One of the most important contributions of Noritake china was the development of Lusterware. This was a glazing technique using a bright, single color glaze (brown, blue, orange, green) covered in a thin metallic film. The result was a polychromatic, iridescent look that grace these peices of Japanese porcelain in a bright rainbow-like sheen. This technique became very popular with other manufacturers during the 20th century. The major importer being the U.S. This was a time after the depression and the beginning of the roaring 20’s and Art Nouveau was in vogue. In fact, many of the peices of Lusterware from the Noritake family of china is very Art Nouveau. Their biggest production being small peices of giftware that was offered in many U.S. Five & Dime stores. This is what makes it so collectible. Although not as popular as “Nippon” and other works by Noritake, some peices of Lusterware command high prices. But there are still great bargains to be found:
An “Art Deco” ashtray marked “Hand Painted, TWNO, Made in Japan” ca. 1921 – 1930 (from my collection).
Years 1921 – 1941
In the first part of this series I discussed “Nippon” and the years 1894 – 1921 and now moving further along in the production calendar for the Noritake company I will explain why they stopped putting “Nippon” as part of their backstamp.

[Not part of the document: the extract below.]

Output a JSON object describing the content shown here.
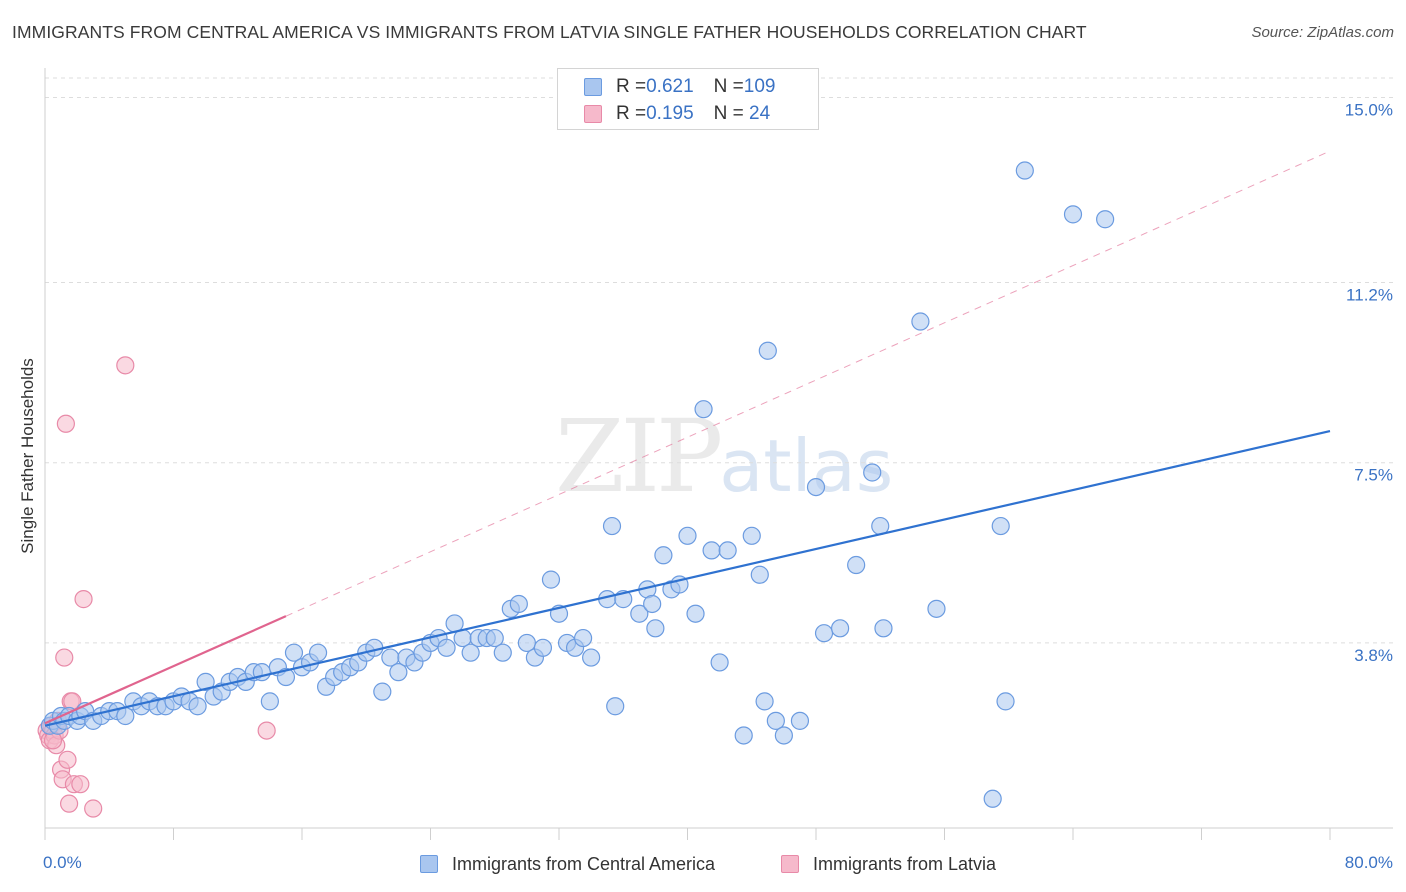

This period of 1921 – 1941 is clearly set apart by two major events, a change in U. S. law and the beginning of World War II in 1941.

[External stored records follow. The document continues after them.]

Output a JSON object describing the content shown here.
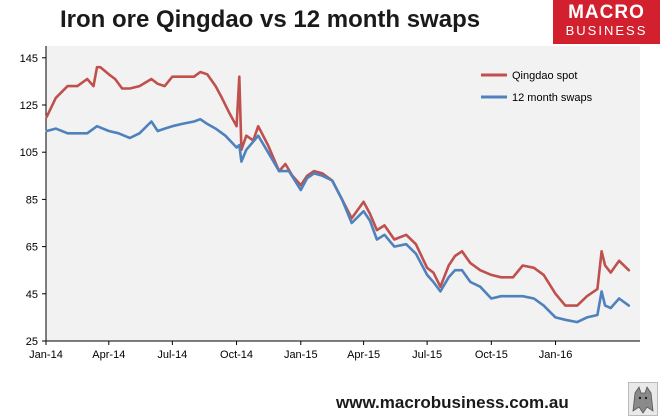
{
  "title": "Iron ore Qingdao vs 12 month swaps",
  "logo": {
    "line1": "MACRO",
    "line2": "BUSINESS",
    "color": "#d2202f"
  },
  "footer_url": "www.macrobusiness.com.au",
  "colors": {
    "qingdao": "#c0504d",
    "swaps": "#4f81bd",
    "plot_bg": "#f2f2f2"
  },
  "chart_data": {
    "type": "line",
    "title": "Iron ore Qingdao vs 12 month swaps",
    "ylim": [
      25,
      150
    ],
    "yticks": [
      25,
      45,
      65,
      85,
      105,
      125,
      145
    ],
    "xlim": [
      "2014-01-01",
      "2016-05-01"
    ],
    "xticks": [
      {
        "date": "2014-01-01",
        "label": "Jan-14"
      },
      {
        "date": "2014-04-01",
        "label": "Apr-14"
      },
      {
        "date": "2014-07-01",
        "label": "Jul-14"
      },
      {
        "date": "2014-10-01",
        "label": "Oct-14"
      },
      {
        "date": "2015-01-01",
        "label": "Jan-15"
      },
      {
        "date": "2015-04-01",
        "label": "Apr-15"
      },
      {
        "date": "2015-07-01",
        "label": "Jul-15"
      },
      {
        "date": "2015-10-01",
        "label": "Oct-15"
      },
      {
        "date": "2016-01-01",
        "label": "Jan-16"
      }
    ],
    "grid": false,
    "legend_position": "top-right",
    "series": [
      {
        "name": "Qingdao spot",
        "color": "#c0504d",
        "points": [
          [
            "2014-01-02",
            120
          ],
          [
            "2014-01-15",
            128
          ],
          [
            "2014-02-01",
            133
          ],
          [
            "2014-02-15",
            133
          ],
          [
            "2014-03-01",
            136
          ],
          [
            "2014-03-10",
            133
          ],
          [
            "2014-03-15",
            141
          ],
          [
            "2014-03-20",
            141
          ],
          [
            "2014-04-01",
            138
          ],
          [
            "2014-04-10",
            136
          ],
          [
            "2014-04-20",
            132
          ],
          [
            "2014-05-01",
            132
          ],
          [
            "2014-05-15",
            133
          ],
          [
            "2014-06-01",
            136
          ],
          [
            "2014-06-10",
            134
          ],
          [
            "2014-06-20",
            133
          ],
          [
            "2014-07-01",
            137
          ],
          [
            "2014-07-15",
            137
          ],
          [
            "2014-08-01",
            137
          ],
          [
            "2014-08-10",
            139
          ],
          [
            "2014-08-20",
            138
          ],
          [
            "2014-09-01",
            133
          ],
          [
            "2014-09-10",
            128
          ],
          [
            "2014-09-20",
            122
          ],
          [
            "2014-10-01",
            116
          ],
          [
            "2014-10-05",
            137
          ],
          [
            "2014-10-08",
            106
          ],
          [
            "2014-10-15",
            112
          ],
          [
            "2014-10-25",
            110
          ],
          [
            "2014-11-01",
            116
          ],
          [
            "2014-11-15",
            108
          ],
          [
            "2014-12-01",
            97
          ],
          [
            "2014-12-10",
            100
          ],
          [
            "2014-12-20",
            95
          ],
          [
            "2015-01-01",
            91
          ],
          [
            "2015-01-10",
            95
          ],
          [
            "2015-01-20",
            97
          ],
          [
            "2015-02-01",
            96
          ],
          [
            "2015-02-15",
            93
          ],
          [
            "2015-03-01",
            85
          ],
          [
            "2015-03-15",
            77
          ],
          [
            "2015-04-01",
            84
          ],
          [
            "2015-04-10",
            79
          ],
          [
            "2015-04-20",
            72
          ],
          [
            "2015-05-01",
            74
          ],
          [
            "2015-05-15",
            68
          ],
          [
            "2015-06-01",
            70
          ],
          [
            "2015-06-15",
            66
          ],
          [
            "2015-07-01",
            56
          ],
          [
            "2015-07-10",
            54
          ],
          [
            "2015-07-20",
            48
          ],
          [
            "2015-08-01",
            57
          ],
          [
            "2015-08-10",
            61
          ],
          [
            "2015-08-20",
            63
          ],
          [
            "2015-09-01",
            58
          ],
          [
            "2015-09-15",
            55
          ],
          [
            "2015-10-01",
            53
          ],
          [
            "2015-10-15",
            52
          ],
          [
            "2015-11-01",
            52
          ],
          [
            "2015-11-15",
            57
          ],
          [
            "2015-12-01",
            56
          ],
          [
            "2015-12-15",
            53
          ],
          [
            "2016-01-01",
            45
          ],
          [
            "2016-01-15",
            40
          ],
          [
            "2016-02-01",
            40
          ],
          [
            "2016-02-15",
            44
          ],
          [
            "2016-03-01",
            47
          ],
          [
            "2016-03-07",
            63
          ],
          [
            "2016-03-12",
            57
          ],
          [
            "2016-03-20",
            54
          ],
          [
            "2016-04-01",
            59
          ],
          [
            "2016-04-15",
            55
          ]
        ]
      },
      {
        "name": "12 month swaps",
        "color": "#4f81bd",
        "points": [
          [
            "2014-01-02",
            114
          ],
          [
            "2014-01-15",
            115
          ],
          [
            "2014-02-01",
            113
          ],
          [
            "2014-02-15",
            113
          ],
          [
            "2014-03-01",
            113
          ],
          [
            "2014-03-15",
            116
          ],
          [
            "2014-04-01",
            114
          ],
          [
            "2014-04-15",
            113
          ],
          [
            "2014-05-01",
            111
          ],
          [
            "2014-05-15",
            113
          ],
          [
            "2014-06-01",
            118
          ],
          [
            "2014-06-10",
            114
          ],
          [
            "2014-06-20",
            115
          ],
          [
            "2014-07-01",
            116
          ],
          [
            "2014-07-15",
            117
          ],
          [
            "2014-08-01",
            118
          ],
          [
            "2014-08-10",
            119
          ],
          [
            "2014-08-20",
            117
          ],
          [
            "2014-09-01",
            115
          ],
          [
            "2014-09-15",
            112
          ],
          [
            "2014-10-01",
            107
          ],
          [
            "2014-10-05",
            108
          ],
          [
            "2014-10-08",
            101
          ],
          [
            "2014-10-15",
            106
          ],
          [
            "2014-11-01",
            112
          ],
          [
            "2014-11-15",
            105
          ],
          [
            "2014-12-01",
            97
          ],
          [
            "2014-12-15",
            97
          ],
          [
            "2015-01-01",
            89
          ],
          [
            "2015-01-10",
            94
          ],
          [
            "2015-01-20",
            96
          ],
          [
            "2015-02-01",
            95
          ],
          [
            "2015-02-15",
            93
          ],
          [
            "2015-03-01",
            85
          ],
          [
            "2015-03-15",
            75
          ],
          [
            "2015-04-01",
            80
          ],
          [
            "2015-04-10",
            76
          ],
          [
            "2015-04-20",
            68
          ],
          [
            "2015-05-01",
            70
          ],
          [
            "2015-05-15",
            65
          ],
          [
            "2015-06-01",
            66
          ],
          [
            "2015-06-15",
            62
          ],
          [
            "2015-07-01",
            53
          ],
          [
            "2015-07-10",
            50
          ],
          [
            "2015-07-20",
            46
          ],
          [
            "2015-08-01",
            52
          ],
          [
            "2015-08-10",
            55
          ],
          [
            "2015-08-20",
            55
          ],
          [
            "2015-09-01",
            50
          ],
          [
            "2015-09-15",
            48
          ],
          [
            "2015-10-01",
            43
          ],
          [
            "2015-10-15",
            44
          ],
          [
            "2015-11-01",
            44
          ],
          [
            "2015-11-15",
            44
          ],
          [
            "2015-12-01",
            43
          ],
          [
            "2015-12-15",
            40
          ],
          [
            "2016-01-01",
            35
          ],
          [
            "2016-01-15",
            34
          ],
          [
            "2016-02-01",
            33
          ],
          [
            "2016-02-15",
            35
          ],
          [
            "2016-03-01",
            36
          ],
          [
            "2016-03-07",
            46
          ],
          [
            "2016-03-12",
            40
          ],
          [
            "2016-03-20",
            39
          ],
          [
            "2016-04-01",
            43
          ],
          [
            "2016-04-15",
            40
          ]
        ]
      }
    ]
  }
}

In 1921 American import laws changed to require the place of origin be marked on a product in English. Since “Nippon” was more a description of an island and a native word to that island, the word “Nippon” was no longer acceptable for imports and the new law. Backstamps after 1921 state “Japan” or “Made in Japan”. Thus, it is easier to identify the earlier peices of china by those marked with “Nippon” and later peices by those marked with “Made in Japan”.
Here is an interest mark where the “Hand Painted Nippon” is overstamped with “Made in Japan” ca. 1921 (from my collection)
Other Makers Marks you might see on Lusterware and a nice photo of a Lusterware cup and saucer (from my collection)
Collector’s can still find excellent purchases and colorful peices of lusterware and it is a wonderful subject of Japanese porcelain to collect at this time. I believe that Lusterware will increase in value over the next few years and be hard to collect without significant money to invest.